Of course her overt sense of liberation and feminism made her a primary target for Olympian gods who enjoyed the thrill of the chase and the many rewards that came afterwards. Poseidon, for instance, pursued her relentlessly for a long time. In one myth that predates the advent of classical Greece, Demeter sought to escape his advances by morphing into a mare and then taking refuge amongst some wild horses. But the god had foreseen this trick. He simultaneously morphed into a stallion and took her unawares as she tried to flee. Their sexual union yielded two beautiful children, a dark horse named Arion and a daughter whose name was known only to initiates of the Arcadian Mysteries.

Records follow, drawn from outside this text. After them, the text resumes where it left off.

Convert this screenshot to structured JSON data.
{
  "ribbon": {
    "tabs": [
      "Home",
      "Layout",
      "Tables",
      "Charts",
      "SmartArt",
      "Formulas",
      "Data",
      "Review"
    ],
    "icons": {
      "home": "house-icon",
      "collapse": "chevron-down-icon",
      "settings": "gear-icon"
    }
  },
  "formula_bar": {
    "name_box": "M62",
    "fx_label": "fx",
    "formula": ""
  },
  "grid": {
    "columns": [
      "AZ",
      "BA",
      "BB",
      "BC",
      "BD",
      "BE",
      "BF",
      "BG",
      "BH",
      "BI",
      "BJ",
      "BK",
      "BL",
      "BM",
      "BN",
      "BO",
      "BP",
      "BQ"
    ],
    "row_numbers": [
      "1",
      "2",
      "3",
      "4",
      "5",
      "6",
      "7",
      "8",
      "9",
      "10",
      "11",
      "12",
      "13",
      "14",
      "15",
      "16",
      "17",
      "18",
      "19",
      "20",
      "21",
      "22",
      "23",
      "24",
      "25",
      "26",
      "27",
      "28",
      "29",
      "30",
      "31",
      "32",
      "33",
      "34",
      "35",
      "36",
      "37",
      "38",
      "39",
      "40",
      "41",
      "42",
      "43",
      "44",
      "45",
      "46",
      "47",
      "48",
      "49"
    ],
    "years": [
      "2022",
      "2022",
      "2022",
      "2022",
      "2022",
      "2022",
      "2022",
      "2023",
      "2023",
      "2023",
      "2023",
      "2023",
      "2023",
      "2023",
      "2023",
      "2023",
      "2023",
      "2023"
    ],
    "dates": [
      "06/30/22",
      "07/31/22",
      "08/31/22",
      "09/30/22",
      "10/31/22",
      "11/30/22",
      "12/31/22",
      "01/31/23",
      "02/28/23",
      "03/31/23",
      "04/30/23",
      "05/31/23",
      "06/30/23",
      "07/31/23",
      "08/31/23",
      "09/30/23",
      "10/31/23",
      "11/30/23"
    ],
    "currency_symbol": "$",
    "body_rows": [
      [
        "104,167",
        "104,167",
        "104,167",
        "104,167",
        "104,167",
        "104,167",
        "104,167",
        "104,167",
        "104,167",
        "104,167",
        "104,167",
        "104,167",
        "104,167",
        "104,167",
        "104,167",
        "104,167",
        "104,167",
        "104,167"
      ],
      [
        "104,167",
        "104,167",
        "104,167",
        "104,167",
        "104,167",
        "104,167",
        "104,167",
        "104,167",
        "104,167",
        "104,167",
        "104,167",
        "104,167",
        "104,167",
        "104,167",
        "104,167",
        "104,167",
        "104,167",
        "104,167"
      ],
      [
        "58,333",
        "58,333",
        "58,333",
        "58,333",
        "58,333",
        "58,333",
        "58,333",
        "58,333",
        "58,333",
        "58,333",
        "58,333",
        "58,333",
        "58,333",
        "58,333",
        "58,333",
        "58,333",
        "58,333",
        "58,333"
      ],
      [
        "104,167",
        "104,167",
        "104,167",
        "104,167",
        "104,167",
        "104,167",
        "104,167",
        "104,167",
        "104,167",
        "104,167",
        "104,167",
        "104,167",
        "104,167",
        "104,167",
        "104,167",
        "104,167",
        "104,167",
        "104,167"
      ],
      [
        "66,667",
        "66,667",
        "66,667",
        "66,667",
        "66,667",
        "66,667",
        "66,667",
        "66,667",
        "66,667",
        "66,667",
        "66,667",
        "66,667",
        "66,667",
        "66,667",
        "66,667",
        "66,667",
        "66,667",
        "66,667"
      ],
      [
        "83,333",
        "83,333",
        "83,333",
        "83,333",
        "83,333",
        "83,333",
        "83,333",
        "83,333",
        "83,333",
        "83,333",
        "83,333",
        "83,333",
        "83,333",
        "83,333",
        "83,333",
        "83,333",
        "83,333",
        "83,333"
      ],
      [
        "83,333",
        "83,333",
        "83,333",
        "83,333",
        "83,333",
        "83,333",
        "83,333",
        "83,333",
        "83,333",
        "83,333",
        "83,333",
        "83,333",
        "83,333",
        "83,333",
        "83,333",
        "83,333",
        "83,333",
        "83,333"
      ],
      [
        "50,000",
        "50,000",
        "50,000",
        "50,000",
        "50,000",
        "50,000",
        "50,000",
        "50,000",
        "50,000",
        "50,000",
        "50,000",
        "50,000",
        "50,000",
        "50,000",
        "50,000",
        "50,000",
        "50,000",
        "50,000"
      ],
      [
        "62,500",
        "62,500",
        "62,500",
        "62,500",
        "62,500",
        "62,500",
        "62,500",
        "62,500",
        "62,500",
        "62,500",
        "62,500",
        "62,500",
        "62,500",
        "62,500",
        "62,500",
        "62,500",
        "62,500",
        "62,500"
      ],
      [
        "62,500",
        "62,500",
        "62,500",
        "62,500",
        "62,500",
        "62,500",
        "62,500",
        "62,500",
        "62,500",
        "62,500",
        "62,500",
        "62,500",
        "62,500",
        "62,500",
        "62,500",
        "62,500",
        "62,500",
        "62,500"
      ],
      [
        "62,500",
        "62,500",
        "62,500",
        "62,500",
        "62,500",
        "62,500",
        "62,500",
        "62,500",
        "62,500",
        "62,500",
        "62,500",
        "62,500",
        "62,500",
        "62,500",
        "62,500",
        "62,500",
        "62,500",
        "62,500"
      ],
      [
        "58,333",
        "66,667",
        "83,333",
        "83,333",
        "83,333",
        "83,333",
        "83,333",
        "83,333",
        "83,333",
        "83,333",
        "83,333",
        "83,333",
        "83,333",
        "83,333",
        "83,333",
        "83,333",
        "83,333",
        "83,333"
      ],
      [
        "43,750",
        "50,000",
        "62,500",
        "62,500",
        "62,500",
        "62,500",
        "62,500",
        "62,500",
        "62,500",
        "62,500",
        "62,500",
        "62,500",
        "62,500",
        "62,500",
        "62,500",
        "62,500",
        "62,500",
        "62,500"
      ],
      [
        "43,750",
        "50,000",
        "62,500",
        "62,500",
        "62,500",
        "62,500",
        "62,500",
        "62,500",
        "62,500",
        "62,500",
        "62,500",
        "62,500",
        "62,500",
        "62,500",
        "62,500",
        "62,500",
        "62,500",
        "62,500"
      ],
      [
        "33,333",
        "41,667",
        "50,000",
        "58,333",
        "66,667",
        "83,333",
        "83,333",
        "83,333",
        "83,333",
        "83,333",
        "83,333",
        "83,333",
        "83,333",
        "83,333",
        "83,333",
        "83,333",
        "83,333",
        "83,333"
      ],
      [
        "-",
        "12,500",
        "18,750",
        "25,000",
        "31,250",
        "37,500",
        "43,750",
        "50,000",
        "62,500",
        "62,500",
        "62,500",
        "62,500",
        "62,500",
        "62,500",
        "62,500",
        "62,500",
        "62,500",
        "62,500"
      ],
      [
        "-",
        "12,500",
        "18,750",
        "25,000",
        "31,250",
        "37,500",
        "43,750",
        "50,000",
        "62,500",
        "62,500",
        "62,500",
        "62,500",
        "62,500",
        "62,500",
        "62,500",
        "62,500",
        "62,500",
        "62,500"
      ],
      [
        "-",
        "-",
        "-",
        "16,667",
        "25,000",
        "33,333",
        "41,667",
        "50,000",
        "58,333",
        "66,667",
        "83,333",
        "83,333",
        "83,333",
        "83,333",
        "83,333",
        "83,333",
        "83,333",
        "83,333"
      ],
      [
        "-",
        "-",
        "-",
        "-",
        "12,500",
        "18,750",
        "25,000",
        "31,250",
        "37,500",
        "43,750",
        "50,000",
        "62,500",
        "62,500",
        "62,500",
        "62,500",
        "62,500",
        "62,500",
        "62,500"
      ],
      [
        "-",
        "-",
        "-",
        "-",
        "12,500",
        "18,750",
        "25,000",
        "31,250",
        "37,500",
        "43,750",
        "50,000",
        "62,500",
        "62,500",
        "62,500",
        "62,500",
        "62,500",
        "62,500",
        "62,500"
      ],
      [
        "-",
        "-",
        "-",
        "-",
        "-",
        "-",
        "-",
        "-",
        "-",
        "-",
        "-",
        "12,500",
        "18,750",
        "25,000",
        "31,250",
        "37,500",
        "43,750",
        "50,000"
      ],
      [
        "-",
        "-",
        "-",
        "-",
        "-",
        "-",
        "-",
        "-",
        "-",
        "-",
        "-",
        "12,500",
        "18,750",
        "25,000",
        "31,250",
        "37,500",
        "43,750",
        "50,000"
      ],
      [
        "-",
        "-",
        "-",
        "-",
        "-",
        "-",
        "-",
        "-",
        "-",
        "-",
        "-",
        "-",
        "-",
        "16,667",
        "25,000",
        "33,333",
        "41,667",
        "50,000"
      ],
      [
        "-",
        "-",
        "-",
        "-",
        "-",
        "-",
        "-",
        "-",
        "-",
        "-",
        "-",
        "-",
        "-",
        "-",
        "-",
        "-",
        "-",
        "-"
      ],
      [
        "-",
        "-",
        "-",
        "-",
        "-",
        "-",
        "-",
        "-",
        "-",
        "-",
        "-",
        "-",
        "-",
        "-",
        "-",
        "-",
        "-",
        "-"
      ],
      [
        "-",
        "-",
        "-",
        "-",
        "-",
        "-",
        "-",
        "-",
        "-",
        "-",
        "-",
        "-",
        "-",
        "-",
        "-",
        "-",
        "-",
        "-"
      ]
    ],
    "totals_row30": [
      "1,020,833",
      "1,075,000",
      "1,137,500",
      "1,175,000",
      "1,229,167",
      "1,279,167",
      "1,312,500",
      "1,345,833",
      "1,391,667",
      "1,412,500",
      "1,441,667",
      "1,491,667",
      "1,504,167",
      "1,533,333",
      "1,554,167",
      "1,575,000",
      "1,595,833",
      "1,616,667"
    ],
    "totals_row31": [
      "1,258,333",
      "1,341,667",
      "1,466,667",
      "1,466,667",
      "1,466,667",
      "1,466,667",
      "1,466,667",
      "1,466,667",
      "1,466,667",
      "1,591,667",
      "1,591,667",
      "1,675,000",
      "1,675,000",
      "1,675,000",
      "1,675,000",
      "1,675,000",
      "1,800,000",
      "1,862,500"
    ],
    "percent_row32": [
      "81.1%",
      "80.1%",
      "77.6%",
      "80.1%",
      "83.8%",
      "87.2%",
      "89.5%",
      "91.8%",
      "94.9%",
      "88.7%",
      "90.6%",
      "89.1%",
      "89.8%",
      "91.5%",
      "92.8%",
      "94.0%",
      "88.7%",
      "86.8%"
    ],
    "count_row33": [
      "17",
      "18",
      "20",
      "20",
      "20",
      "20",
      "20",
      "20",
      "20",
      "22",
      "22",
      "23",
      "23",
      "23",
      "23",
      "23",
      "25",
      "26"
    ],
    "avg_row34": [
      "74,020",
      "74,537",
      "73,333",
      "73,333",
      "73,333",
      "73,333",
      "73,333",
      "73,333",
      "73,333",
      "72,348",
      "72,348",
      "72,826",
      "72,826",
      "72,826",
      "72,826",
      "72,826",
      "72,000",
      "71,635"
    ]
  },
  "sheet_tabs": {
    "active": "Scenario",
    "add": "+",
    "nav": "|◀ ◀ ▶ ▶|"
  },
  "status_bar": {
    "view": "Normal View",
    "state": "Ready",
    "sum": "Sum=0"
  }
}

According to a pre-Hellenic legend, the Olympian god Pluton (or Hades) was a son of Demeter and a Cretan hero named Iasion. Demeter had other children too, but it appears the most favoured was her beautiful, radiant daughter to Zeus, Persephone. An early Homeric Hymn of the eighth century bce recounts the passions of Demeter and Persephone, both of whom would suffer at the hands of Pluton, Lord of the Underworld. One day, or so the myth narrates, Persephone embarked on a small pilgrimage to some nearby meadows for the sake of collecting her favourite wildflowers. Her grace, elegance and beauty did not go unnoticed. Peering through a small crevice in the earth nearby was Pluton, who became enamoured with her at first sight. To successfully abduct her he concocted a conspiracy in which he called on the assistance of his own brother, Zeus, and their mother, Gaea. The latter caused a supernal narcissus to bloom from in between a cluster of rocks, a flower whose form seduced the eye of gods and mortals alike. When Persephone ventured near for a closer look a schism formed in the earth beside the narcissus. Within microseconds the stoic Pluton emerged riding his coal-black steeds, charging straight towards his abductee. Poor Persephone didn’t know what hit her; one minute she was perusing the loveliest flower she’d ever seen, and then next she was being hauled onto a jet-black chariot that was travelling near the speed of light.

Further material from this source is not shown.